9th/06/2018 In a forest near the small village of Hutki
75 miles north- west of Cracow is our next stop for the night. Brian and Wendy have gone off in a different direction. They have headed north as they intend, amongst other things, to fit in a visit to some relatives of Wendy who live in Copenhagen. It is very quiet here. The only noises are the gentle breeze, the bird song, and my stomach rumbling as I wait for my lunch. There is one other noise that I will tell you about, as long as no-one tells Elaine. It is the croaking of the little green frog that I spotted by the lily pads in the pond beside us.
I will not put the picture I took of the frog, in consideration of the people I know that suffer from ranidaphobia (the fear of frogs).
Hope you like the picture of the dragon fly; the little fella is such a gorgeous colour. As I typed that last sentence, Google underlined the word fella, telling me I should consider using gender-neutral language. I humbly apologise to anyone is offended but I know it is a male dragonfly as the females are a totally different colour. You would have thought Google would have known that as well.

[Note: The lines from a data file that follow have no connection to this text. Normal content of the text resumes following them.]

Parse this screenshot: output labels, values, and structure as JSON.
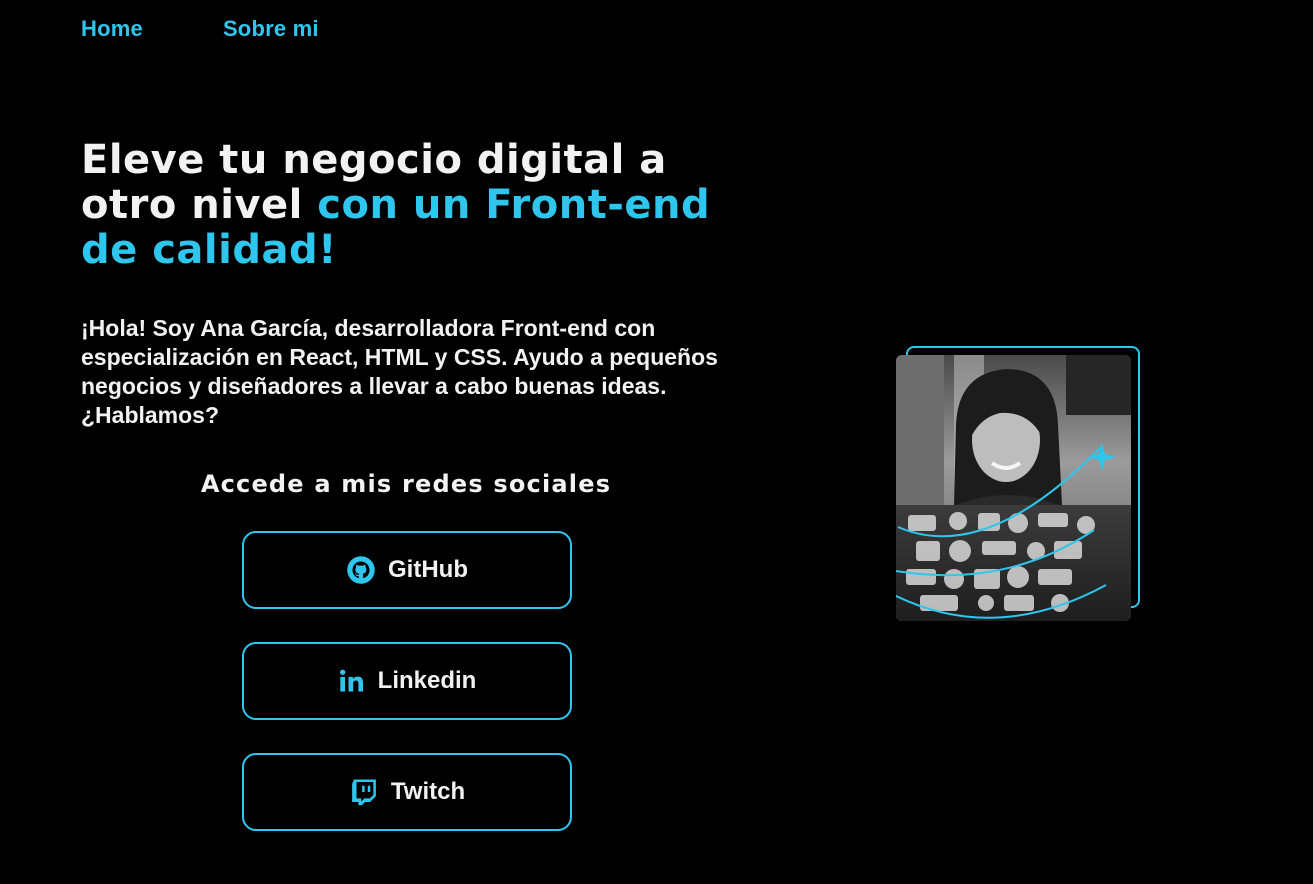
{
  "nav": {
    "home": "Home",
    "about": "Sobre mi"
  },
  "hero": {
    "headline_part1": "Eleve tu negocio digital a otro nivel ",
    "headline_accent": "con un Front-end de calidad!",
    "intro": "¡Hola! Soy Ana García, desarrolladora Front-end con especialización en React, HTML y CSS. Ayudo a pequeños negocios y diseñadores a llevar a cabo buenas ideas. ¿Hablamos?"
  },
  "social": {
    "title": "Accede a mis redes sociales",
    "github": {
      "label": "GitHub",
      "icon": "github-icon"
    },
    "linkedin": {
      "label": "Linkedin",
      "icon": "linkedin-icon"
    },
    "twitch": {
      "label": "Twitch",
      "icon": "twitch-icon"
    }
  },
  "colors": {
    "accent": "#2fc6ee",
    "background": "#000000",
    "text": "#f2f2f2"
  }
}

After the mental bashing of yesterday It is so nice to be on this quirky little site. Once again, we are the only campers here and I must say, the tranquillity here is bliss. The blue skies disappeared, covered by a blanket of high cloud and it certainly cooled it down to a nice comfortable temperature
10th, 11th/06/2018 Wroclaw
Our chosen destination today is Wroclaw. The sat nav kept trying to turn us onto a motorway that is just at the start of being built. Every time we didn’t turn when we were told, for the next umpteen miles we were given detailed instructions of where to turn around. Just to demonstrate my patience, I have to tell you that the wretched thing didn’t get thrown out of the window. It, I mean the sat nav, showed its impatience with us for not following its instructions: it just turned itself off and wouldn’t be started again.
So, Elaine’s map reading came into play and after 142 miles, we arrived at our stop for the night. Tomorrow we will take ourselves into the City as our book says that there are lots to be seen there. We met a German woman in Greece. When we told her about going into Poland, she said “What do you want to go to Poland for? It will be like stepping back into the 1950s” She is just the proof that you shouldn’t make wild statements when you do not know what you are talking about. So far, and I know it is early days in our travels here but there is nothing old fashioned or dated in anything we have seen so far. We do not see British motorhomes travelling the Eastern European countries. All I can say is that they do not know what they are missing.